Christiaan Bailey

Personal information
- Born: March 31, 1981 (age 45) Santa Cruz, California, U.S.
- Years active: 1987 – present
- Height: 6 ft 2 in (1.88 m)
- Weight: 195 lb (88 kg)
- Website: boxwheelchairs.com/christiaan-otter-bailey

Surfing career
- Sport: Surfing
- Sponsors: Roush Creations, Volcom, Electric Sunglasses, Box Wheelchairs, GoPro, Fox Suspension, Bones, Santa Cruz
- Major achievements: ISA Team World Surfing Champion(2018), ISA World Championships Silver medalist (2015,16,17,18) 3 Time USA Surfing National Champion (2009,17,18), 1st paraplegic to surf Pipeline, 1st paraplegic to ride Mavericks, currently the only paralyzed professional big wave surfer in the world.

Surfing specifications
- Stance: Regular (natural) foot
- Shaper: Eric Roush (Surftech/Roush Creations)
- Quiver: 5'10" – 6'6"
- Favorite waves: Hossegor (France), Steamer Lane (Santa Cruz), Killers (Safi, Morocco), Puerto Escondido (Mexico)

= Christiaan Bailey =

American professional surfer (born 1981)

Christiaan "Otter" Bailey (born March 31, 1981, Santa Cruz, California), is an American professional surfer, known for his experience as a surf safari guide and skill as a big wave surfer and skateboarder.
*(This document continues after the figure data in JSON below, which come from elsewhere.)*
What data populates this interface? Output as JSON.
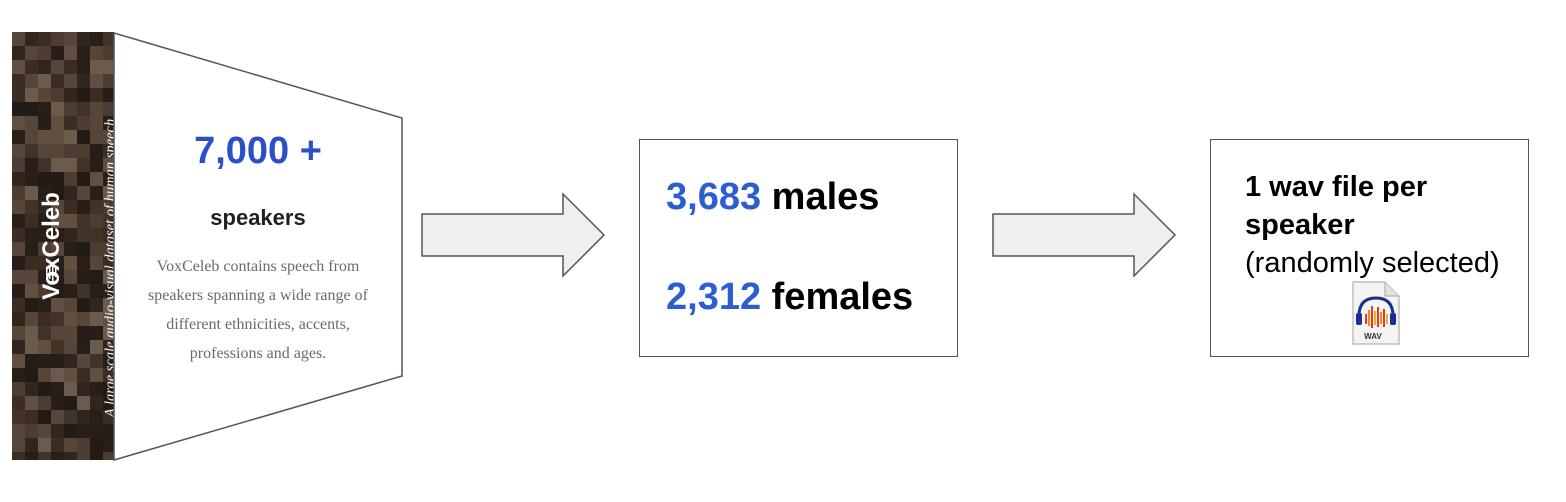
{
  "banner": {
    "title": "VoxCeleb",
    "subtitle": "A large scale audio-visual dataset of human speech"
  },
  "source": {
    "count": "7,000 +",
    "unit": "speakers",
    "description_lines": [
      "VoxCeleb contains speech from",
      "speakers spanning a wide range of",
      "different ethnicities, accents,",
      "professions and ages."
    ]
  },
  "split": {
    "males_count": "3,683",
    "males_label": "males",
    "females_count": "2,312",
    "females_label": "females"
  },
  "selection": {
    "line1": "1 wav file per",
    "line2": "speaker",
    "line3": "(randomly selected)",
    "icon_label": "WAV"
  },
  "colors": {
    "accent_blue": "#2b5fd0",
    "arrow_fill": "#efefef",
    "border": "#555555"
  }
}
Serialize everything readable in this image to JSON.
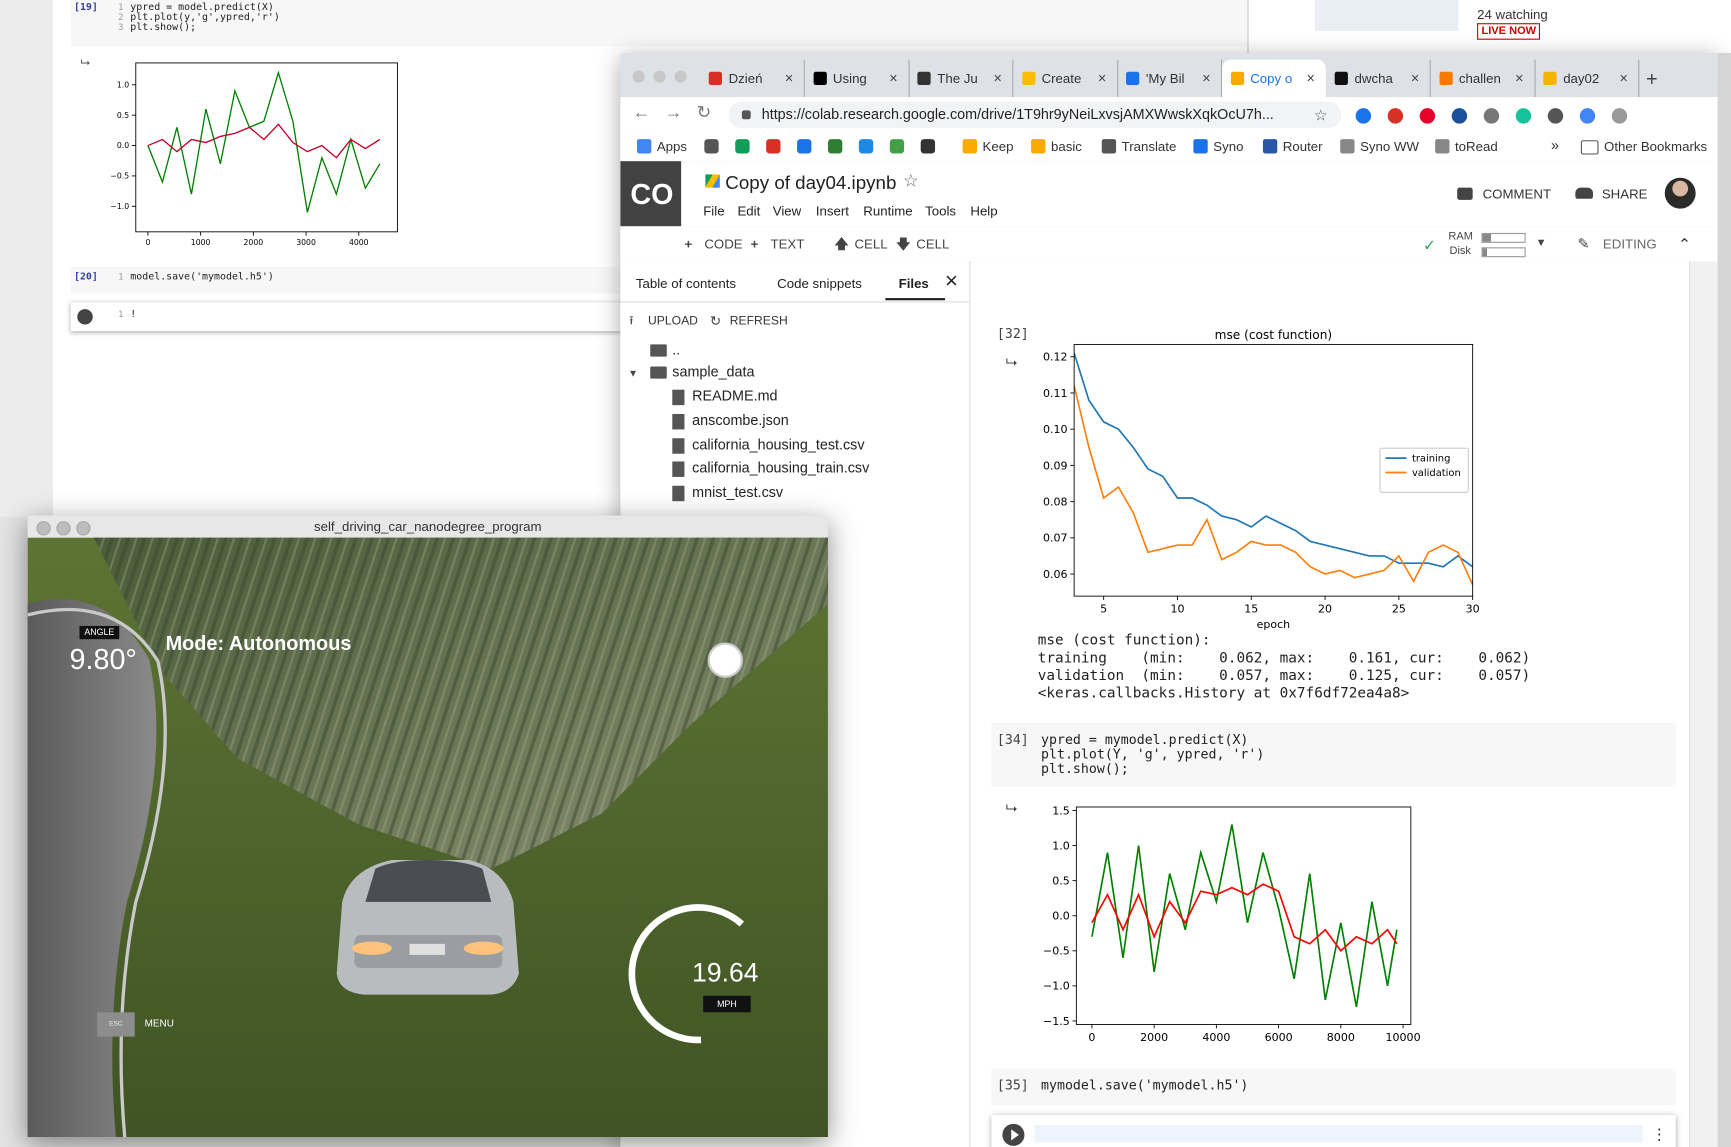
{
  "jupyter": {
    "cell19": {
      "prompt": "[19]",
      "line_numbers": [
        "1",
        "2",
        "3"
      ],
      "lines": [
        "ypred = model.predict(X)",
        "plt.plot(y,'g',ypred,'r')",
        "plt.show();"
      ]
    },
    "cell20": {
      "prompt": "[20]",
      "line_numbers": [
        "1"
      ],
      "lines": [
        "model.save('mymodel.h5')"
      ]
    },
    "cell21": {
      "line_numbers": [
        "1"
      ],
      "lines": [
        "!"
      ]
    },
    "chart": {
      "type": "line",
      "x": [
        0,
        275,
        550,
        825,
        1100,
        1375,
        1650,
        1925,
        2200,
        2475,
        2750,
        3025,
        3300,
        3575,
        3850,
        4125,
        4400
      ],
      "series": [
        {
          "name": "y",
          "color": "#008000",
          "values": [
            0.0,
            -0.6,
            0.3,
            -0.8,
            0.6,
            -0.3,
            0.9,
            0.3,
            0.4,
            1.2,
            0.4,
            -1.1,
            -0.2,
            -0.8,
            0.1,
            -0.7,
            -0.3
          ]
        },
        {
          "name": "ypred",
          "color": "#c0002a",
          "values": [
            0,
            0.1,
            -0.1,
            0.1,
            0.05,
            0.15,
            0.2,
            0.3,
            0.1,
            0.35,
            0.05,
            -0.1,
            0.0,
            -0.2,
            0.1,
            -0.05,
            0.1
          ]
        }
      ],
      "xlim": [
        -230,
        4733
      ],
      "ylim": [
        -1.42,
        1.36
      ],
      "xticks": [
        0,
        1000,
        2000,
        3000,
        4000
      ],
      "yticks": [
        {
          "value": 1,
          "label": "1.0"
        },
        0.5,
        {
          "value": 0,
          "label": "0.0"
        },
        {
          "value": -0.5,
          "label": "−0.5"
        },
        {
          "value": -1,
          "label": "−1.0"
        }
      ]
    }
  },
  "youtube": {
    "watching": "24 watching",
    "live": "LIVE NOW"
  },
  "browser": {
    "tabs": [
      {
        "label": "Dzień"
      },
      {
        "label": "Using"
      },
      {
        "label": "The Ju"
      },
      {
        "label": "Create"
      },
      {
        "label": "'My Bil"
      },
      {
        "label": "Copy o"
      },
      {
        "label": "dwcha"
      },
      {
        "label": "challen"
      },
      {
        "label": "day02"
      }
    ],
    "active_tab": 5,
    "url": "https://colab.research.google.com/drive/1T9hr9yNeiLxvsjAMXWwskXqkOcU7h...",
    "bookmarks": [
      "Apps",
      "Keep",
      "basic",
      "Translate",
      "Syno",
      "Router",
      "Syno WW",
      "toRead"
    ],
    "more": "»",
    "other": "Other Bookmarks"
  },
  "colab": {
    "logo": "CO",
    "title": "Copy of day04.ipynb",
    "menu": [
      "File",
      "Edit",
      "View",
      "Insert",
      "Runtime",
      "Tools",
      "Help"
    ],
    "comment": "COMMENT",
    "share": "SHARE",
    "toolbar": [
      "CODE",
      "TEXT",
      "CELL",
      "CELL"
    ],
    "ram": "RAM",
    "disk": "Disk",
    "editing": "EDITING",
    "sidebar": {
      "tabs": [
        "Table of contents",
        "Code snippets",
        "Files"
      ],
      "active": 2,
      "upload": "UPLOAD",
      "refresh": "REFRESH",
      "parent": "..",
      "folder": "sample_data",
      "files": [
        "README.md",
        "anscombe.json",
        "california_housing_test.csv",
        "california_housing_train.csv",
        "mnist_test.csv"
      ]
    },
    "cell32": {
      "prompt": "[32]",
      "output": [
        "mse (cost function):",
        "training    (min:    0.062, max:    0.161, cur:    0.062)",
        "validation  (min:    0.057, max:    0.125, cur:    0.057)",
        "<keras.callbacks.History at 0x7f6df72ea4a8>"
      ]
    },
    "cell34": {
      "prompt": "[34]",
      "lines": [
        "ypred = mymodel.predict(X)",
        "plt.plot(Y, 'g', ypred, 'r')",
        "plt.show();"
      ]
    },
    "cell35": {
      "prompt": "[35]",
      "lines": [
        "mymodel.save('mymodel.h5')"
      ]
    }
  },
  "mse_chart": {
    "type": "line",
    "title": "mse (cost function)",
    "xlabel": "epoch",
    "x": [
      3,
      4,
      5,
      6,
      7,
      8,
      9,
      10,
      11,
      12,
      13,
      14,
      15,
      16,
      17,
      18,
      19,
      20,
      21,
      22,
      23,
      24,
      25,
      26,
      27,
      28,
      29,
      30
    ],
    "series": [
      {
        "name": "training",
        "color": "#1f77b4",
        "values": [
          0.121,
          0.108,
          0.102,
          0.1,
          0.095,
          0.089,
          0.087,
          0.081,
          0.081,
          0.079,
          0.076,
          0.075,
          0.073,
          0.076,
          0.074,
          0.072,
          0.069,
          0.068,
          0.067,
          0.066,
          0.065,
          0.065,
          0.063,
          0.063,
          0.063,
          0.062,
          0.065,
          0.062
        ]
      },
      {
        "name": "validation",
        "color": "#ff7f0e",
        "values": [
          0.112,
          0.095,
          0.081,
          0.084,
          0.077,
          0.066,
          0.067,
          0.068,
          0.068,
          0.075,
          0.064,
          0.066,
          0.069,
          0.068,
          0.068,
          0.066,
          0.062,
          0.06,
          0.061,
          0.059,
          0.06,
          0.061,
          0.065,
          0.058,
          0.066,
          0.068,
          0.066,
          0.057
        ]
      }
    ],
    "xlim": [
      3,
      30
    ],
    "ylim": [
      0.0539,
      0.1234
    ],
    "xticks": [
      5,
      10,
      15,
      20,
      25,
      30
    ],
    "yticks": [
      0.06,
      0.07,
      0.08,
      0.09,
      {
        "value": 0.1,
        "label": "0.10"
      },
      0.11,
      0.12
    ],
    "legend": "center right"
  },
  "predict_chart": {
    "type": "line",
    "x": [
      0,
      500,
      1000,
      1500,
      2000,
      2500,
      3000,
      3500,
      4000,
      4500,
      5000,
      5500,
      6000,
      6500,
      7000,
      7500,
      8000,
      8500,
      9000,
      9500,
      9800
    ],
    "series": [
      {
        "name": "Y",
        "color": "#008000",
        "values": [
          -0.3,
          0.9,
          -0.6,
          1.0,
          -0.8,
          0.6,
          -0.2,
          0.9,
          0.2,
          1.3,
          -0.1,
          0.9,
          0.1,
          -0.9,
          0.6,
          -1.2,
          -0.1,
          -1.3,
          0.2,
          -1.0,
          -0.2
        ]
      },
      {
        "name": "ypred",
        "color": "#ff0000",
        "values": [
          -0.1,
          0.3,
          -0.2,
          0.3,
          -0.3,
          0.2,
          -0.1,
          0.35,
          0.3,
          0.4,
          0.3,
          0.45,
          0.35,
          -0.3,
          -0.4,
          -0.2,
          -0.5,
          -0.3,
          -0.4,
          -0.2,
          -0.4
        ]
      }
    ],
    "xlim": [
      -500,
      10250
    ],
    "ylim": [
      -1.55,
      1.55
    ],
    "xticks": [
      0,
      2000,
      4000,
      6000,
      8000,
      10000
    ],
    "yticks": [
      1.5,
      {
        "value": 1,
        "label": "1.0"
      },
      0.5,
      {
        "value": 0,
        "label": "0.0"
      },
      {
        "value": -0.5,
        "label": "−0.5"
      },
      {
        "value": -1,
        "label": "−1.0"
      },
      {
        "value": -1.5,
        "label": "−1.5"
      }
    ]
  },
  "simulator": {
    "title": "self_driving_car_nanodegree_program",
    "angle_label": "ANGLE",
    "angle": "9.80°",
    "mode": "Mode: Autonomous",
    "speed": "19.64",
    "unit": "MPH",
    "esc": "ESC",
    "menu": "MENU"
  }
}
==Early life and education==
Bailey grew up in the Santa Cruz, California area and excelled as a semi-pro surfer and skateboarder. He and his family departed for France when he was young, where he attended the American School of Paris.

==Career==
Bailey moved back to Santa Cruz in the fall of 2003. He was a professional surfer and skateboarder, who spent much of his time in Central America and west Africa as a back-country surf guide. On July 23, 2006, during the filming of a skateboarding video at Derby skatepark in Santa Cruz, Bailey crashed on his skateboard, fracturing several vertebrae in his back (L3, L4, S3), damaging his spinal cord in the process, which left him paralyzed from the waist down as a result.

In 2007, Bailey and Frank Bauer, started an international nonprofit organization, Ocean Healing Group (OHG), which provides once-in-a-lifetime, Costa Rica–based, adaptive sports adventures and quality-of-life programs to children with disabilities.

=== Accomplishments ===
Since his injury, Bailey's sponsors have continued to support him, giving him the opportunity to surf on tour. He participates in expression sessions on various legs of several different pro and semi-pro tours; including the WSL(World Surf League) WQS/WCT (World Qualifying Series & World Championship Tour), Western Surfing Association tour, National Scholastic Surfing Association tour and Volcom Crustaceous Series events.

Since his injury in July 2006, Bailey has gone on to become Captain of USA Surfing, is a three time USA National Champion (2009,2017,18), 7 time ISA World Adaptive Surfing Championship medalist (2015-Silver, 2016-Silver & Team Silver, 2017 Silver & Team Bronze, 2018 Silver and Team Gold). He has surfed in expression sessions during the O'Neill Coldwater Classic (2006–12,15,16), US Open of Surfing (2007–16), Hurley Pro at Lowers WCT (2008–11,12,14) Reef Panama Classic (2007–08, 2010), Rip Curl Pro Bells Beach (2009,11) Globe WCT Fiji (2010,11) Quicksilver Pro Hossegor (2008–10), NSSA National Championships (2007), WSA National Championships (2008–10) and the Volcom Crustaceous Tour Series (2008–11). Bailey was the first paralyzed person to win the WSA Championships (Trestles 2009), as well as the first paralyzed person to surf "Mavericks" (Half Moon Bay, California). In March 2010, Christiaan Bailey and Aaron Fotheringham were selected by the IPC or International Paralympic Committee to be a part of "Team Extreme" for the Vancouver Paralympic Opening Ceremonies, showcasing the new sport of chairskating at BC Place Stadium in front of 73,000 people. Bailey is currently one of only two professional "chairskaters", and currently remains the only paralyzed professional big wave surfer in the world.

He is also active in many international NGO's and disability related non profit organizations. He is a member of a United Nations medical delegation initiative called "Global Mobility", that provides ambulatory aid equipment, to people with disabilities in developing nations. He works closely with the Challenged Athletes Foundation as a surfing instructor and he is a coach at Ability First Wheelchair Sports Camp.

He currently serves on the board of directors of USA Surfing (Surfing NGB), as well as the Adaptive Surfing advisory board for the International Surfing Association (Surfing IGB).